Floyd LJ began by reviewing a series of cases from other jurisdictions, including Germany, Spain, France, Denmark, The Netherlands and the EPO.  He concluded that these showed there was no universal principle, but rather a spectrum of different approaches – with some countries (e.g., Germany) applying the 'only packaging will do' approach, others (e.g., Spain) looking more generally for some element of encouragement of the use of the drug for the new use by the manufacturer, and others (e.g., France) looking to see what steps have been put in place in the marketplace to prevent use for the prohibited indication.   

Actavis argued that the Court of Appeal's approach was out of step with the main stream of this European authority. It argued for a requirement that the manufacturer "aims for or targets" the patented indication – adopting this approach, it argued, the manufacturer has control over whether it infringes. Floyd LJ noted that he had, in the Court's May 2015 decision, recognised that a situation where a manufacturer foresees a use for the patented treatment but takes all reasonable steps in its power to prevent it happening represented a 'hard case'. However this did not mean that the test should be one of purely subjective intention, and he had no doubt that an objective approach was necessary. But, whilst that was the basic test, the intention would be negatived where the manufacturer took all reasonable steps within its power to prevent the foreseen consequences occurring: in those circumstances, it could be said that the foreseen consequences were not intended and were in fact an unintended incident of the manufacturer's otherwise lawful activity. 

Applying this approach to the facts of the case (purely on the assumption the Patent was found valid), Arnold J should have decided whether, at the various relevant dates, Actavis knew or could foresee that at least some of the prescriptions written generically for pregabalin to treat pain would in fact be fulfilled by its product. If that was the case, he should then have gone on to consider whether Actavis had taken all reasonable steps in its power to prevent its product from being used to treat pain.

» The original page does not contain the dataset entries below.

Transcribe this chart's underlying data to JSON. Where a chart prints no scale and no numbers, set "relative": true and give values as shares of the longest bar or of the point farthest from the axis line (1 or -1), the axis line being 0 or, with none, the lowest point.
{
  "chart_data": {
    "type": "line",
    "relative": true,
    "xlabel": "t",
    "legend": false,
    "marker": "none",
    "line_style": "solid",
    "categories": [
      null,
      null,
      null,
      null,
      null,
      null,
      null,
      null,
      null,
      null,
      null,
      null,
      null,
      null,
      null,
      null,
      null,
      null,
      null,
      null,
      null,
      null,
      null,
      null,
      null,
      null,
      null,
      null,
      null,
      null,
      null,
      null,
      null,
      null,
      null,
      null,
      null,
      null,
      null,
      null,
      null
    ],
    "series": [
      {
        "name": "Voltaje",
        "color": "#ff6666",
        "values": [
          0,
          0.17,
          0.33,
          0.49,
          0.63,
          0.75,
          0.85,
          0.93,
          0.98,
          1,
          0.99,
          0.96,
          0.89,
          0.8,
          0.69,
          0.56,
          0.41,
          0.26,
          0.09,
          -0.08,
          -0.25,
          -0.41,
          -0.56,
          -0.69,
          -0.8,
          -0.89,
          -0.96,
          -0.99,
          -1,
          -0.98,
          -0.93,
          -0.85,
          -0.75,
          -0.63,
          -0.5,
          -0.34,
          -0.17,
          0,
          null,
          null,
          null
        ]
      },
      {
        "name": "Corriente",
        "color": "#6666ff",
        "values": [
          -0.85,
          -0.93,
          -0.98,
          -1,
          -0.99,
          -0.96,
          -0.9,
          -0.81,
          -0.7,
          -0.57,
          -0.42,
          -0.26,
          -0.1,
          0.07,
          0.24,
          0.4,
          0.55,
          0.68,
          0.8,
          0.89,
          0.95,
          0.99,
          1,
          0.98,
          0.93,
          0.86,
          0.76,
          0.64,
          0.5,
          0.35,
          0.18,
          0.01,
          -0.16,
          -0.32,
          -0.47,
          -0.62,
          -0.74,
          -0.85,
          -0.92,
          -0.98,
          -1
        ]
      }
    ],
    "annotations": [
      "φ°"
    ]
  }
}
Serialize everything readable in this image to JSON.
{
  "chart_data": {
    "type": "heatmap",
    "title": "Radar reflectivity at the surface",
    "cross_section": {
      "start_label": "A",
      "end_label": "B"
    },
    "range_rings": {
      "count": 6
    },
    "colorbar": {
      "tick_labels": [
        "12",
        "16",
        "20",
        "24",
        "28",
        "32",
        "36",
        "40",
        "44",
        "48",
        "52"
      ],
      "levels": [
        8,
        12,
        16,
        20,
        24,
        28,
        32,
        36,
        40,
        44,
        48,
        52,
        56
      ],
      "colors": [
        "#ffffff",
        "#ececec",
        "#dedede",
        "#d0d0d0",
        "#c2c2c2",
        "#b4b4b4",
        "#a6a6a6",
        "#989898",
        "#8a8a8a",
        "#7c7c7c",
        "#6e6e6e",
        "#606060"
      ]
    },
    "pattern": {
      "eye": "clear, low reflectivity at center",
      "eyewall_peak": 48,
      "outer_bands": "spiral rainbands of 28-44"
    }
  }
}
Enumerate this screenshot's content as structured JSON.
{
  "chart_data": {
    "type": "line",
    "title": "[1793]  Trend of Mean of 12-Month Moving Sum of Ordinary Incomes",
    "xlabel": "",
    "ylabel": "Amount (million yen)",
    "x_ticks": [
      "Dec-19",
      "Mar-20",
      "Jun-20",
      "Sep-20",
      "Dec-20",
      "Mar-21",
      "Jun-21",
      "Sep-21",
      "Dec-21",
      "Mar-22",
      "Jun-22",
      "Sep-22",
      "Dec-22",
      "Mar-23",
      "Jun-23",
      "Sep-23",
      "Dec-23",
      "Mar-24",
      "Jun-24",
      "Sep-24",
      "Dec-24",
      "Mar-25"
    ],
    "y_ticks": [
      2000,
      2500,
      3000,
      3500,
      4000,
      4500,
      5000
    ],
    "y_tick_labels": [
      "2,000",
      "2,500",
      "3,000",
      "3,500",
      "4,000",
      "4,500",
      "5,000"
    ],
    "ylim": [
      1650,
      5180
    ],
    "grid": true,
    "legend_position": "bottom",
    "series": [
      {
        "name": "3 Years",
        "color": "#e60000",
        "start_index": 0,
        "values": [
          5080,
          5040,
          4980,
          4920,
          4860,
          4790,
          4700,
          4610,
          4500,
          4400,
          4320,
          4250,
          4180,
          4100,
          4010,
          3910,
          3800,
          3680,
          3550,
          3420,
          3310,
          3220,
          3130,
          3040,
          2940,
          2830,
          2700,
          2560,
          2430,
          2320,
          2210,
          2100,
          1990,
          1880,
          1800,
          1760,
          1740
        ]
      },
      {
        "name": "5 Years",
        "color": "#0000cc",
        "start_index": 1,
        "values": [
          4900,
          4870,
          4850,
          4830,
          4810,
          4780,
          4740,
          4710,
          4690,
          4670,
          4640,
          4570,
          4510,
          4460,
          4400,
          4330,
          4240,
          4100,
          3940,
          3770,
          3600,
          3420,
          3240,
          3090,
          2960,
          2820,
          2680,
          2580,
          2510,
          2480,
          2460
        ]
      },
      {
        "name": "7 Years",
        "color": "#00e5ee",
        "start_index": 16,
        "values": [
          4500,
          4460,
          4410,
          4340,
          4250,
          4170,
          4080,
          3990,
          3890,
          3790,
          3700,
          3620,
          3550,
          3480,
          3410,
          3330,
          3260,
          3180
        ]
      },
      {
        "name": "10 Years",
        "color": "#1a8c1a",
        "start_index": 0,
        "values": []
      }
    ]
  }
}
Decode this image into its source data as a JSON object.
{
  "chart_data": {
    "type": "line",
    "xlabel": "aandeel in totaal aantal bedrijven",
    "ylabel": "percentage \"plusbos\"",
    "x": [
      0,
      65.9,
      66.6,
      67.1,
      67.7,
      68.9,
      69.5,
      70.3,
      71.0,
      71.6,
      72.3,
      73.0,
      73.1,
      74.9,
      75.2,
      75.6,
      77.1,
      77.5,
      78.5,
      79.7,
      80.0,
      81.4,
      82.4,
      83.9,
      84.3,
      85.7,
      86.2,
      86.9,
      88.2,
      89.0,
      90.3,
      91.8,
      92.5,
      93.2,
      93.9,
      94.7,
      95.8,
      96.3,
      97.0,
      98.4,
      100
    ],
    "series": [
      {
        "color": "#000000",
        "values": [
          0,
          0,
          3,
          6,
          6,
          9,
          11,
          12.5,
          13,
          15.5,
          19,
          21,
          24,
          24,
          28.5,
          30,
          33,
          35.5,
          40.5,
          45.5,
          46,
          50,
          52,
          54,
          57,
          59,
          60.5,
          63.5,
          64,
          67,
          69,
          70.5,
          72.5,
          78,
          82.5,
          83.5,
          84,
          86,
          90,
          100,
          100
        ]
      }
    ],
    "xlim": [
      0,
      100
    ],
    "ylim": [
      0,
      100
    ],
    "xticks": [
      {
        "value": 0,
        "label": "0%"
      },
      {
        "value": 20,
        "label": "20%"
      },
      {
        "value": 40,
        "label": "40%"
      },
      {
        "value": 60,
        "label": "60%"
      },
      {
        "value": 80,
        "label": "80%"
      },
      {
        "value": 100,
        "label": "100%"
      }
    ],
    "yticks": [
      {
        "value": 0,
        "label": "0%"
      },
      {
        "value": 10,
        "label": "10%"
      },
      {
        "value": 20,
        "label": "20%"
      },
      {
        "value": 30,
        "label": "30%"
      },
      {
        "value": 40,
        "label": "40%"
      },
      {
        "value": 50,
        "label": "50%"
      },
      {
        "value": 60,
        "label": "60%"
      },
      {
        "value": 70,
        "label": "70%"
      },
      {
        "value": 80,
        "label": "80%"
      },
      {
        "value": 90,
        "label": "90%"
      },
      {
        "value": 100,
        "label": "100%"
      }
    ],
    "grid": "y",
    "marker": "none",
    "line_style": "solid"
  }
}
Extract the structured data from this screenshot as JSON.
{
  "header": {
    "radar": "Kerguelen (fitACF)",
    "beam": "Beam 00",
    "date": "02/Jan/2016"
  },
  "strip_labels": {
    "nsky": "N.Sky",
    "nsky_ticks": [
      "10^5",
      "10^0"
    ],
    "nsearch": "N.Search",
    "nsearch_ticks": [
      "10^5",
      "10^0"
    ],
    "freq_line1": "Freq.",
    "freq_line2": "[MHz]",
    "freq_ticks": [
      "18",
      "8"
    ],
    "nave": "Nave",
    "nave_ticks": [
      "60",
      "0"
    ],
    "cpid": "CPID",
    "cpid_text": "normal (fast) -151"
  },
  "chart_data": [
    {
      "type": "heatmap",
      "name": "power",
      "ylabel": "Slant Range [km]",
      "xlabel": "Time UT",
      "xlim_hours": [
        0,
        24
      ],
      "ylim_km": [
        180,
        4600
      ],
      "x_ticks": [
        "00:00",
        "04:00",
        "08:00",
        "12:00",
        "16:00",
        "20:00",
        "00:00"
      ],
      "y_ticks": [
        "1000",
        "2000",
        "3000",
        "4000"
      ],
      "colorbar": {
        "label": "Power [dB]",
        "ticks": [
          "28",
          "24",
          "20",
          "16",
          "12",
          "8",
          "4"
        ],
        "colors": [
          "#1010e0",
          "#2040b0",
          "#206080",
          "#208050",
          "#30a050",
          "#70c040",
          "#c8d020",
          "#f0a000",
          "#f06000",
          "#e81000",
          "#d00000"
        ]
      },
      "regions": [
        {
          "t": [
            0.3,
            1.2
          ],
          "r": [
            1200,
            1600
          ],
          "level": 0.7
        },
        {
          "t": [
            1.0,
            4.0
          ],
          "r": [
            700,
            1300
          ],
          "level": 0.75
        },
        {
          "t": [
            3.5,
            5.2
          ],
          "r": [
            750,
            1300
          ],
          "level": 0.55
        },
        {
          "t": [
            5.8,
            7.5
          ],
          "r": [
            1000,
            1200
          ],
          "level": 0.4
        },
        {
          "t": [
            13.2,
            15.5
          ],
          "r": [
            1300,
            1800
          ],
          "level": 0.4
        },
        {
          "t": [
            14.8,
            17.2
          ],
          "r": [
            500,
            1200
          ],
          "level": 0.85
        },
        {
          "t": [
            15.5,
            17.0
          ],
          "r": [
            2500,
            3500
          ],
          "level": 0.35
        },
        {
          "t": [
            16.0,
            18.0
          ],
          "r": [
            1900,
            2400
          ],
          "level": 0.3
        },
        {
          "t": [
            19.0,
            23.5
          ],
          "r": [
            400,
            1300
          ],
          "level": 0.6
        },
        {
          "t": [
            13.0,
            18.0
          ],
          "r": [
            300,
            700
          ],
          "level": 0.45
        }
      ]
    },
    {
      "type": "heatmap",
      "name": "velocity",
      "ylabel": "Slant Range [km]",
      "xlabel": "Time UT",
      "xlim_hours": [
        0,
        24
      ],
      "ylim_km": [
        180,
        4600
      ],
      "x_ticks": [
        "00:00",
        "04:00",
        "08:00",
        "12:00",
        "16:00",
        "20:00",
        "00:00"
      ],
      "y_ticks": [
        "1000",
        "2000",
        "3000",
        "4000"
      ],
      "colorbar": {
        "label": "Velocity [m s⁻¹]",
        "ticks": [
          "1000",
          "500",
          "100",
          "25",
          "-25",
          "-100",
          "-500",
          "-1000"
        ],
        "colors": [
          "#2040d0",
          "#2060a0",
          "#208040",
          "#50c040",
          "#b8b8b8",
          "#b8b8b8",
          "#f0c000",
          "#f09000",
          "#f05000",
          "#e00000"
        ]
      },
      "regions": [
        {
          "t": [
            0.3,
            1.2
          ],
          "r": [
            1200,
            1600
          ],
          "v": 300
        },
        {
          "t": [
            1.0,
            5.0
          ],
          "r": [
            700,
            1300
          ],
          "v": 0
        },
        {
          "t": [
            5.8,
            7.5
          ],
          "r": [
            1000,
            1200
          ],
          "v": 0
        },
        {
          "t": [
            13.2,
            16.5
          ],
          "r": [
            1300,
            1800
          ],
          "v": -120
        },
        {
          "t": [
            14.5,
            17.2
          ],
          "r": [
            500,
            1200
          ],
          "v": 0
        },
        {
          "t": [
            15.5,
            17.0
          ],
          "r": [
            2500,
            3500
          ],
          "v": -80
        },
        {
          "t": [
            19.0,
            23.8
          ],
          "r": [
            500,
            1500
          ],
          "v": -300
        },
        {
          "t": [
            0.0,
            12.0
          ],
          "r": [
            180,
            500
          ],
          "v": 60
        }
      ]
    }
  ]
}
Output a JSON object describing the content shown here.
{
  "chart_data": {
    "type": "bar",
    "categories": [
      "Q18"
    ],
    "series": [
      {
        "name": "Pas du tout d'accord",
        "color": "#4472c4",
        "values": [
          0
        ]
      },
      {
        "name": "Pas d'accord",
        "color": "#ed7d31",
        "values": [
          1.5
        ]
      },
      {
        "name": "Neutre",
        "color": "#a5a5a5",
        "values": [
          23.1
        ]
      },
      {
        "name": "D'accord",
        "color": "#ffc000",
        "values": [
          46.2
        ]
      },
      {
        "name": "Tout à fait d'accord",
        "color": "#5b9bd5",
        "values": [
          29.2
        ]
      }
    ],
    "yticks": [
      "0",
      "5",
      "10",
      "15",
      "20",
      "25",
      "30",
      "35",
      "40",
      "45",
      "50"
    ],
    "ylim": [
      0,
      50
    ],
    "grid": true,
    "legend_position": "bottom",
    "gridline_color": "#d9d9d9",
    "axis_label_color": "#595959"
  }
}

On indirect infringement, Floyd LJ agreed with Warner-Lambert that acts of the pharmacist in preparing the composition for delivery to the patient could be regarded as relevant acts of preparation, if done with the necessary intention. The relevant claims are processes of manufacture and Arnold J had said the "fundamental difficulty" of a claim of indirect infringement was there was no act of manufacture downstream from Actavis, in particular by pharmacists, nor any prospect of it. Floyd LJ disagreed with Arnold J's approach, noting there was a danger in requiring there to be a 'downstream act of manufacture'; the requirement was that there was provision of means for putting the invention into effect. 


The Court of Appeal has confirmed and justified its approach to the question of infringement of second medical use patents (albeit its comments remain obiter). Ultimately, this may be an issue for the Supreme Court to grapple with.  

As Floyd LJ put it, the Courts face a difficult issue:

"The law is struggling on the one hand to give the patentee a proper reward for his contribution to the art by elucidating the new use for the drug, whilst at the same time not excluding the competing manufacturer from making and marketing the drug for its known purpose. The issue is complicated by the interaction with the law relating to, and the practice in, prescription medicines".